Kim Seongsoon, Park Donghyeon, Choi Yonghwa, Lee Kyubum, Kim Byounggun, Jeon Minji, Kim Jihye, Tan Aik Choon, Kang Jaewoo
Department of Computer Science and Engineering, College of Informatics, Korea University, Seoul, Republic Of Korea.
Interdisciplinary Graduate Program in Bioinformatics, Korea University, Seoul, Republic Of Korea.
JMIR Med Inform. 2018 Jan 5;6(1):e2. doi: 10.2196/medinform.8751.
With the development of artificial intelligence (AI) technology centered on deep-learning, the computer has evolved to a point where it can read a given text and answer a question based on the context of the text. Such a specific task is known as the task of machine comprehension. Existing machine comprehension tasks mostly use datasets of general texts, such as news articles or elementary school-level storybooks. However, no attempt has been made to determine whether an up-to-date deep learning-based machine comprehension model can also process scientific literature containing expert-level knowledge, especially in the biomedical domain.
This study aims to investigate whether a machine comprehension model can process biomedical articles as well as general texts. Since there is no dataset for the biomedical literature comprehension task, our work includes generating a large-scale question answering dataset using PubMed and manually evaluating the generated dataset.
We present an attention-based deep neural model tailored to the biomedical domain. To further enhance the performance of our model, we used a pretrained word vector and biomedical entity type embedding. We also developed an ensemble method of combining the results of several independent models to reduce the variance of the answers from the models.
The experimental results showed that our proposed deep neural network model outperformed the baseline model by more than 7% on the new dataset. We also evaluated human performance on the new dataset. The human evaluation result showed that our deep neural model outperformed humans in comprehension by 22% on average.
In this work, we introduced a new task of machine comprehension in the biomedical domain using a deep neural model.
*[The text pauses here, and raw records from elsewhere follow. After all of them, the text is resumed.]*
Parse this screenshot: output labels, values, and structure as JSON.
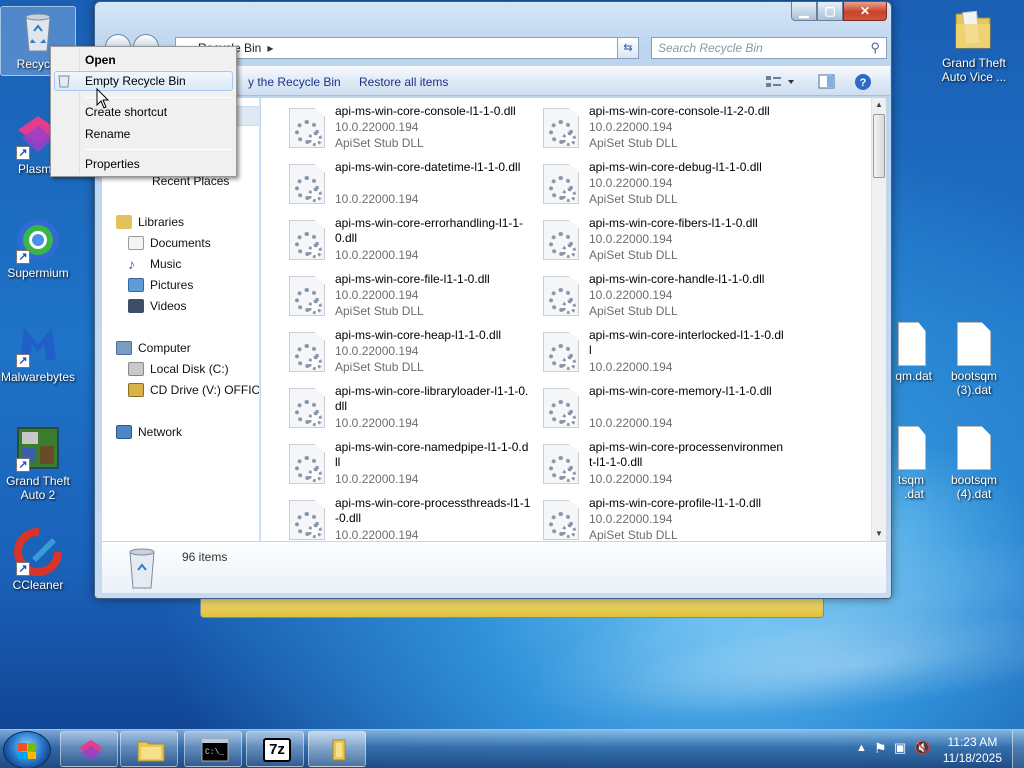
{
  "desktop": {
    "icons": [
      {
        "label": "Recycle Bin",
        "short_label": "Recycle"
      },
      {
        "label": "Plasma"
      },
      {
        "label": "Supermium"
      },
      {
        "label": "Malwarebytes"
      },
      {
        "label": "Grand Theft Auto 2"
      },
      {
        "label": "CCleaner"
      },
      {
        "label": "Grand Theft Auto Vice ..."
      },
      {
        "label": "bootsqm.dat",
        "visible": "qm.dat"
      },
      {
        "label": "bootsqm (3).dat"
      },
      {
        "label": "bootsqm.dat",
        "visible": "tsqm .dat"
      },
      {
        "label": "bootsqm (4).dat"
      }
    ]
  },
  "window": {
    "address": "Recycle Bin",
    "search_placeholder": "Search Recycle Bin",
    "commands": {
      "empty": "Empty the Recycle Bin",
      "empty_visible": "y the Recycle Bin",
      "restore": "Restore all items"
    },
    "nav": {
      "recent": "Recent Places",
      "libraries": "Libraries",
      "documents": "Documents",
      "music": "Music",
      "pictures": "Pictures",
      "videos": "Videos",
      "computer": "Computer",
      "local_disk": "Local Disk (C:)",
      "cd_drive": "CD Drive (V:) OFFICE",
      "network": "Network"
    },
    "files": [
      {
        "name": "api-ms-win-core-console-l1-1-0.dll",
        "version": "10.0.22000.194",
        "desc": "ApiSet Stub DLL"
      },
      {
        "name": "api-ms-win-core-console-l1-2-0.dll",
        "version": "10.0.22000.194",
        "desc": "ApiSet Stub DLL"
      },
      {
        "name": "api-ms-win-core-datetime-l1-1-0.dll",
        "version": "10.0.22000.194",
        "desc": ""
      },
      {
        "name": "api-ms-win-core-debug-l1-1-0.dll",
        "version": "10.0.22000.194",
        "desc": "ApiSet Stub DLL"
      },
      {
        "name": "api-ms-win-core-errorhandling-l1-1-0.dll",
        "version": "10.0.22000.194",
        "desc": ""
      },
      {
        "name": "api-ms-win-core-fibers-l1-1-0.dll",
        "version": "10.0.22000.194",
        "desc": "ApiSet Stub DLL"
      },
      {
        "name": "api-ms-win-core-file-l1-1-0.dll",
        "version": "10.0.22000.194",
        "desc": "ApiSet Stub DLL"
      },
      {
        "name": "api-ms-win-core-handle-l1-1-0.dll",
        "version": "10.0.22000.194",
        "desc": "ApiSet Stub DLL"
      },
      {
        "name": "api-ms-win-core-heap-l1-1-0.dll",
        "version": "10.0.22000.194",
        "desc": "ApiSet Stub DLL"
      },
      {
        "name": "api-ms-win-core-interlocked-l1-1-0.dll",
        "version": "10.0.22000.194",
        "desc": ""
      },
      {
        "name": "api-ms-win-core-libraryloader-l1-1-0.dll",
        "version": "10.0.22000.194",
        "desc": ""
      },
      {
        "name": "api-ms-win-core-memory-l1-1-0.dll",
        "version": "10.0.22000.194",
        "desc": ""
      },
      {
        "name": "api-ms-win-core-namedpipe-l1-1-0.dll",
        "version": "10.0.22000.194",
        "desc": ""
      },
      {
        "name": "api-ms-win-core-processenvironment-l1-1-0.dll",
        "version": "10.0.22000.194",
        "desc": ""
      },
      {
        "name": "api-ms-win-core-processthreads-l1-1-0.dll",
        "version": "10.0.22000.194",
        "desc": ""
      },
      {
        "name": "api-ms-win-core-profile-l1-1-0.dll",
        "version": "10.0.22000.194",
        "desc": "ApiSet Stub DLL"
      }
    ],
    "item_count": "96 items"
  },
  "context_menu": {
    "items": [
      "Open",
      "Empty Recycle Bin",
      "Create shortcut",
      "Rename",
      "Properties"
    ]
  },
  "taskbar": {
    "time": "11:23 AM",
    "date": "11/18/2025",
    "sevenzip_label": "7z"
  }
}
Since there was no large-scale dataset for training deep neural models in the biomedical domain, we created the new cloze-style datasets Biomedical Knowledge Comprehension Title (BMKC_T) and Biomedical Knowledge Comprehension Last Sentence (BMKC_LS) (together referred to as BioMedical Knowledge Comprehension) using the PubMed corpus. The experimental results showed that the performance of our model is much higher than that of humans. We observed that our model performed consistently better regardless of the degree of difficulty of a text, whereas humans have difficulty when performing biomedical literature comprehension tasks that require expert level knowledge.
随着以深度学习为核心的人工智能(AI)技术的发展,计算机已经发展到能够读取给定文本并根据文本上下文回答问题的程度。这样的特定任务被称为机器理解任务。现有的机器理解任务大多使用通用文本数据集,如新闻文章或小学水平的故事书。然而,尚未有人尝试确定基于深度学习的最新机器理解模型是否也能处理包含专家级知识的科学文献,尤其是在生物医学领域。
本研究旨在调查机器理解模型是否能够像处理通用文本一样处理生物医学文章。由于没有用于生物医学文献理解任务的数据集,我们的工作包括使用PubMed生成一个大规模问答数据集并对生成的数据集进行人工评估。
我们提出了一种针对生物医学领域量身定制的基于注意力的深度神经模型。为了进一步提高我们模型的性能,我们使用了预训练词向量和生物医学实体类型嵌入。我们还开发了一种将几个独立模型的结果相结合的集成方法,以减少模型答案的方差。
实验结果表明,我们提出的深度神经网络模型在新数据集上比基线模型性能高出7%以上。我们还评估了人类在新数据集上的表现。人工评估结果表明,我们的深度神经模型在理解方面平均比人类高出22%。
在这项工作中,我们使用深度神经模型引入了生物医学领域的一项新的机器理解任务。由于在生物医学领域没有用于训练深度神经模型的大规模数据集,我们使用PubMed语料库创建了新的完形填空式数据集生物医学知识理解标题(BMKC_T)和生物医学知识理解最后一句(BMKC_LS)(统称为生物医学知识理解)。实验结果表明,我们模型的性能远高于人类。我们观察到,无论文本难度如何,我们的模型表现始终更好,而人类在执行需要专家级知识的生物医学文献理解任务时存在困难。